Ich schaue gerne Parteitage – aller Parteien. Weil ihnen stets und trotz aller Parteitagsregie ein amateurhaftes, fast anarchisches Moment innewohnt, im Gegensatz etwa zu den hoch professionellen parlamentarischen Debatten. Auf jedem Parteitag gibt es immer auch Reden und Wortbeiträge, die Einblicke in das Innenleben und Meinungsbild der Partei bieten, die man sonst selten wahrnimmt.
Ich mag sie auch, weil sie die Anstrengung und mitunter Umständlichkeit von Demokratie so gut darstellen. Sie dauern lange und oft länger als geplant, hunderte Menschen müssen sich an einem Ort treffen, das Präsidium ringt mit der Tagesordnung, Schlangen vor den Wahlkabinen, Zählkommissionen. Und entgegen meiner Erwartung fühlt sich das oft an, als sei das richtig so, wie und weil es sich der Digitalisierung widersetzt.

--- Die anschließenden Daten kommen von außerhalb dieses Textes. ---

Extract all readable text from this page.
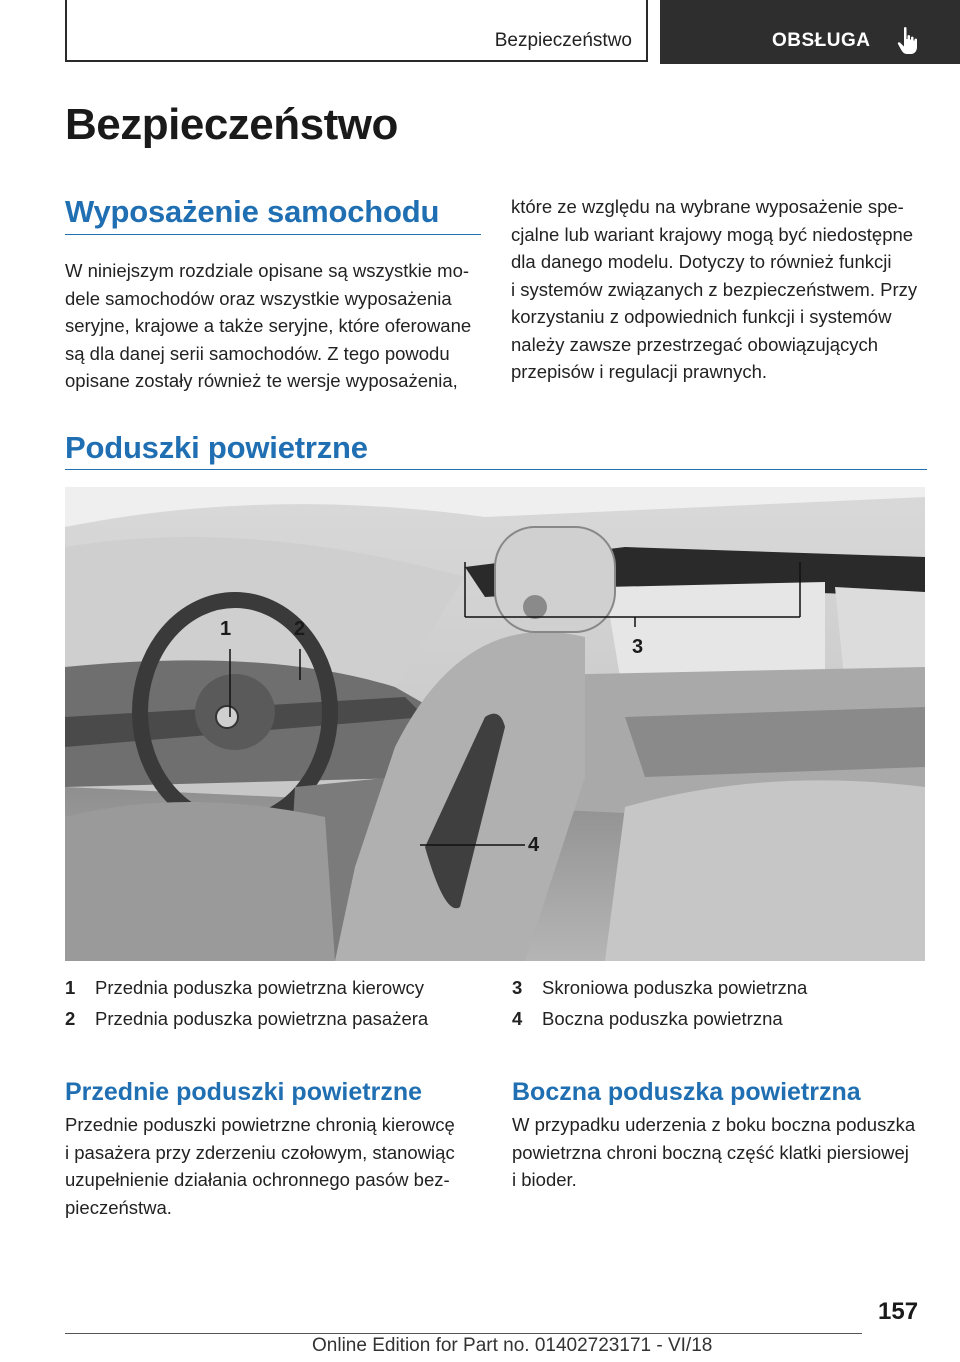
Bezpieczeństwo	OBSŁUGA
Bezpieczeństwo
Wyposażenie samochodu
W niniejszym rozdziale opisane są wszystkie mo-
dele samochodów oraz wszystkie wyposażenia
seryjne, krajowe a także seryjne, które oferowane
są dla danej serii samochodów. Z tego powodu
opisane zostały również te wersje wyposażenia,
które ze względu na wybrane wyposażenie spe-
cjalne lub wariant krajowy mogą być niedostępne
dla danego modelu. Dotyczy to również funkcji
i systemów związanych z bezpieczeństwem. Przy
korzystaniu z odpowiednich funkcji i systemów
należy zawsze przestrzegać obowiązujących
przepisów i regulacji prawnych.
Poduszki powietrzne
1	2
3
4
1 Przednia poduszka powietrzna kierowcy
2 Przednia poduszka powietrzna pasażera
3 Skroniowa poduszka powietrzna
4 Boczna poduszka powietrzna
Przednie poduszki powietrzne
Przednie poduszki powietrzne chronią kierowcę
i pasażera przy zderzeniu czołowym, stanowiąc
uzupełnienie działania ochronnego pasów bez-
pieczeństwa.
Boczna poduszka powietrzna
W przypadku uderzenia z boku boczna poduszka
powietrzna chroni boczną część klatki piersiowej
i bioder.
157
Online Edition for Part no. 01402723171 - VI/18
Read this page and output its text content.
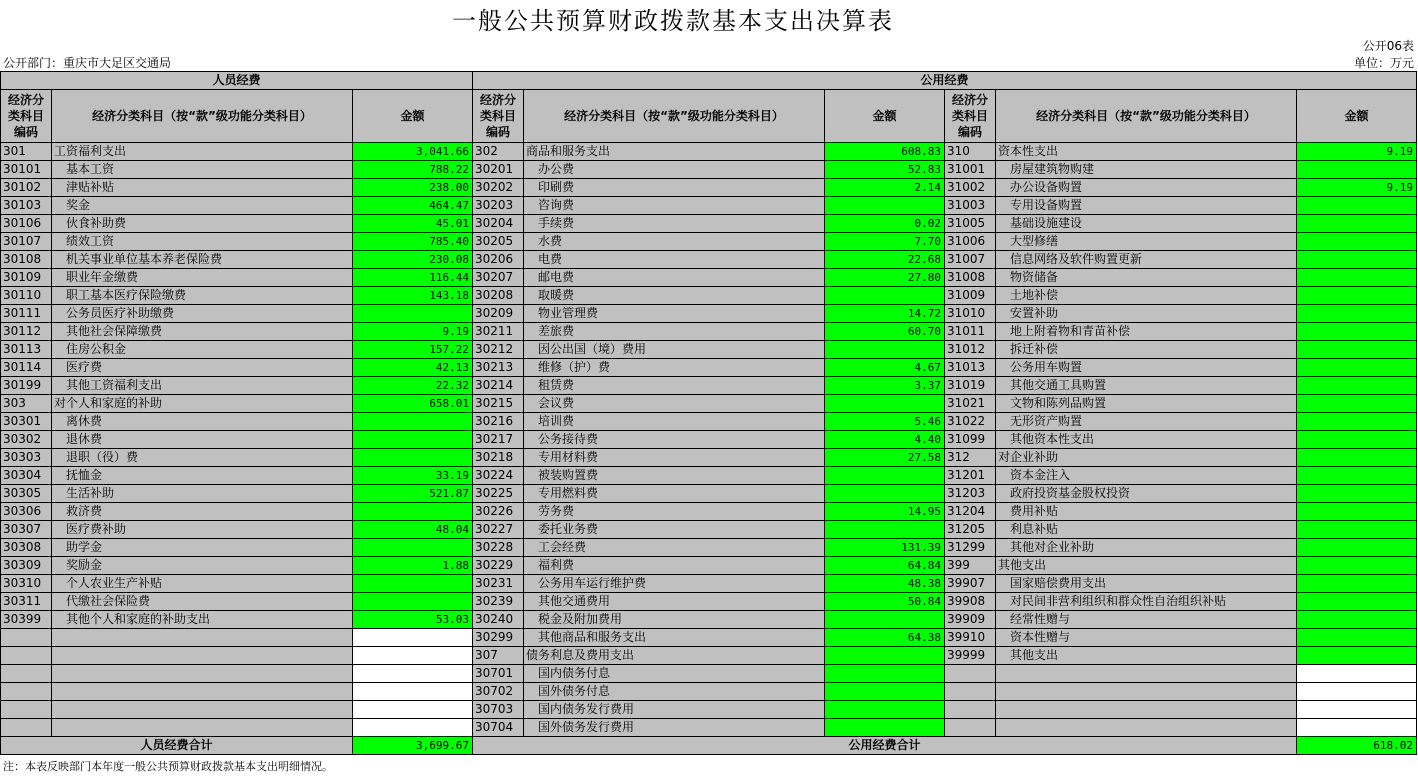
一般公共预算财政拨款基本支出决算表
公开06表
公开部门：重庆市大足区交通局	单位：万元
人员经费			公用经费					
经济分类科目编码	经济分类科目（按“款”级功能分类科目）	金额	经济分类科目编码	经济分类科目（按“款”级功能分类科目）	金额	经济分类科目编码	经济分类科目（按“款”级功能分类科目）	金额
301	工资福利支出	3,041.66	302	商品和服务支出	608.83	310	资本性支出	9.19
30101	基本工资	788.22	30201	办公费	52.83	31001	房屋建筑物购建	
30102	津贴补贴	238.00	30202	印刷费	2.14	31002	办公设备购置	9.19
30103	奖金	464.47	30203	咨询费		31003	专用设备购置	
30106	伙食补助费	45.01	30204	手续费	0.02	31005	基础设施建设	
30107	绩效工资	785.40	30205	水费	7.70	31006	大型修缮	
30108	机关事业单位基本养老保险费	230.08	30206	电费	22.68	31007	信息网络及软件购置更新	
30109	职业年金缴费	116.44	30207	邮电费	27.80	31008	物资储备	
30110	职工基本医疗保险缴费	143.18	30208	取暖费		31009	土地补偿	
30111	公务员医疗补助缴费		30209	物业管理费	14.72	31010	安置补助	
30112	其他社会保障缴费	9.19	30211	差旅费	60.70	31011	地上附着物和青苗补偿	
30113	住房公积金	157.22	30212	因公出国（境）费用		31012	拆迁补偿	
30114	医疗费	42.13	30213	维修（护）费	4.67	31013	公务用车购置	
30199	其他工资福利支出	22.32	30214	租赁费	3.37	31019	其他交通工具购置	
303	对个人和家庭的补助	658.01	30215	会议费		31021	文物和陈列品购置	
30301	离休费		30216	培训费	5.46	31022	无形资产购置	
30302	退休费		30217	公务接待费	4.40	31099	其他资本性支出	
30303	退职（役）费		30218	专用材料费	27.58	312	对企业补助	
30304	抚恤金	33.19	30224	被装购置费		31201	资本金注入	
30305	生活补助	521.87	30225	专用燃料费		31203	政府投资基金股权投资	
30306	救济费		30226	劳务费	14.95	31204	费用补贴	
30307	医疗费补助	48.04	30227	委托业务费		31205	利息补贴	
30308	助学金		30228	工会经费	131.39	31299	其他对企业补助	
30309	奖励金	1.88	30229	福利费	64.84	399	其他支出	
30310	个人农业生产补贴		30231	公务用车运行维护费	48.38	39907	国家赔偿费用支出	
30311	代缴社会保险费		30239	其他交通费用	50.84	39908	对民间非营利组织和群众性自治组织补贴	
30399	其他个人和家庭的补助支出	53.03	30240	税金及附加费用		39909	经常性赠与	
			30299	其他商品和服务支出	64.38	39910	资本性赠与	
			307	债务利息及费用支出		39999	其他支出	
			30701	国内债务付息				
			30702	国外债务付息				
			30703	国内债务发行费用				
			30704	国外债务发行费用				
人员经费合计		3,699.67	公用经费合计					618.02
注：本表反映部门本年度一般公共预算财政拨款基本支出明细情况。
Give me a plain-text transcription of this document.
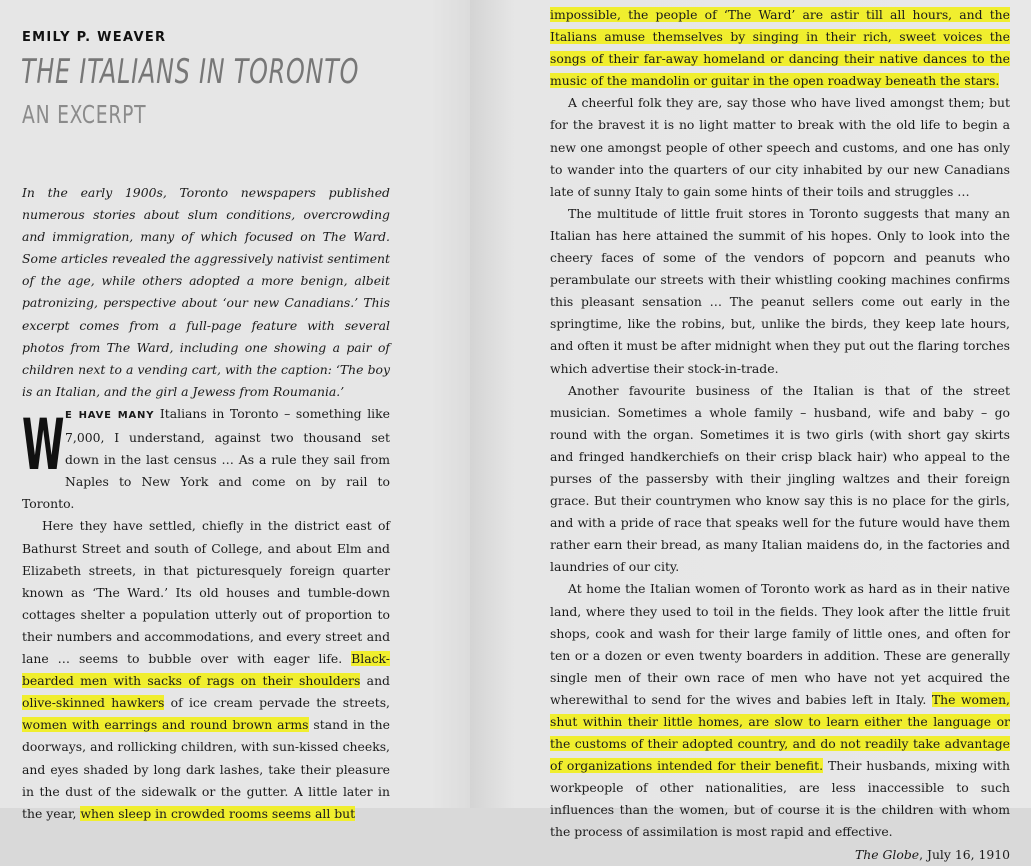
EMILY P. WEAVER
THE ITALIANS IN TORONTO
AN EXCERPT

In the early 1900s, Toronto newspapers published numerous stories about slum conditions, overcrowding and immigration, many of which focused on The Ward. Some articles revealed the aggressively nativist sentiment of the age, while others adopted a more benign, albeit patronizing, perspective about ‘our new Canadians.’ This excerpt comes from a full-page feature with several photos from The Ward, including one showing a pair of children next to a vending cart, with the caption: ‘The boy is an Italian, and the girl a Jewess from Roumania.’

W E HAVE MANY Italians in Toronto – something like 7,000, I understand, against two thousand set down in the last census … As a rule they sail from Naples to New York and come on by rail to Toronto.
Here they have settled, chiefly in the district east of Bathurst Street and south of College, and about Elm and Elizabeth streets, in that picturesquely foreign quarter known as ‘The Ward.’ Its old houses and tumble-down cottages shelter a population utterly out of proportion to their numbers and accommodations, and every street and lane … seems to bubble over with eager life. Black-bearded men with sacks of rags on their shoulders and olive-skinned hawkers of ice cream pervade the streets, women with earrings and round brown arms stand in the doorways, and rollicking children, with sun-kissed cheeks, and eyes shaded by long dark lashes, take their pleasure in the dust of the sidewalk or the gutter. A little later in the year, when sleep in crowded rooms seems all but

impossible, the people of ‘The Ward’ are astir till all hours, and the Italians amuse themselves by singing in their rich, sweet voices the songs of their far-away homeland or dancing their native dances to the music of the mandolin or guitar in the open roadway beneath the stars.

A cheerful folk they are, say those who have lived amongst them; but for the bravest it is no light matter to break with the old life to begin a new one amongst people of other speech and customs, and one has only to wander into the quarters of our city inhabited by our new Canadians late of sunny Italy to gain some hints of their toils and struggles …

The multitude of little fruit stores in Toronto suggests that many an Italian has here attained the summit of his hopes. Only to look into the cheery faces of some of the vendors of popcorn and peanuts who perambulate our streets with their whistling cooking machines confirms this pleasant sensation … The peanut sellers come out early in the springtime, like the robins, but, unlike the birds, they keep late hours, and often it must be after midnight when they put out the flaring torches which advertise their stock-in-trade.

Another favourite business of the Italian is that of the street musician. Sometimes a whole family – husband, wife and baby – go round with the organ. Sometimes it is two girls (with short gay skirts and fringed handkerchiefs on their crisp black hair) who appeal to the purses of the passersby with their jingling waltzes and their foreign grace. But their countrymen who know say this is no place for the girls, and with a pride of race that speaks well for the future would have them rather earn their bread, as many Italian maidens do, in the factories and laundries of our city.

At home the Italian women of Toronto work as hard as in their native land, where they used to toil in the fields. They look after the little fruit shops, cook and wash for their large family of little ones, and often for ten or a dozen or even twenty boarders in addition. These are generally single men of their own race of men who have not yet acquired the wherewithal to send for the wives and babies left in Italy. The women, shut within their little homes, are slow to learn either the language or the customs of their adopted country, and do not readily take advantage of organizations intended for their benefit. Their husbands, mixing with workpeople of other nationalities, are less inaccessible to such influences than the women, but of course it is the children with whom the process of assimilation is most rapid and effective.

The Globe, July 16, 1910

Und ich mag sie, weil sie dafür stehen, wie Parteien funktionieren sollten (und eben auch können), nämlich von oben nach unten, so wie es das Delegiertenprinzip vorsieht: Ortsverbände entsenden Delegierte auf die nächsthöhere Ebene, aus deren Mitte werden Delegierte auf die Landesebene und von dort auf die Bundesebene geschicht. Alle Probleme der Einflussnahme sind sattsam bekannt und sollten nicht schöngeredet werden. Aber das Prinzip funktioniert und ist gut.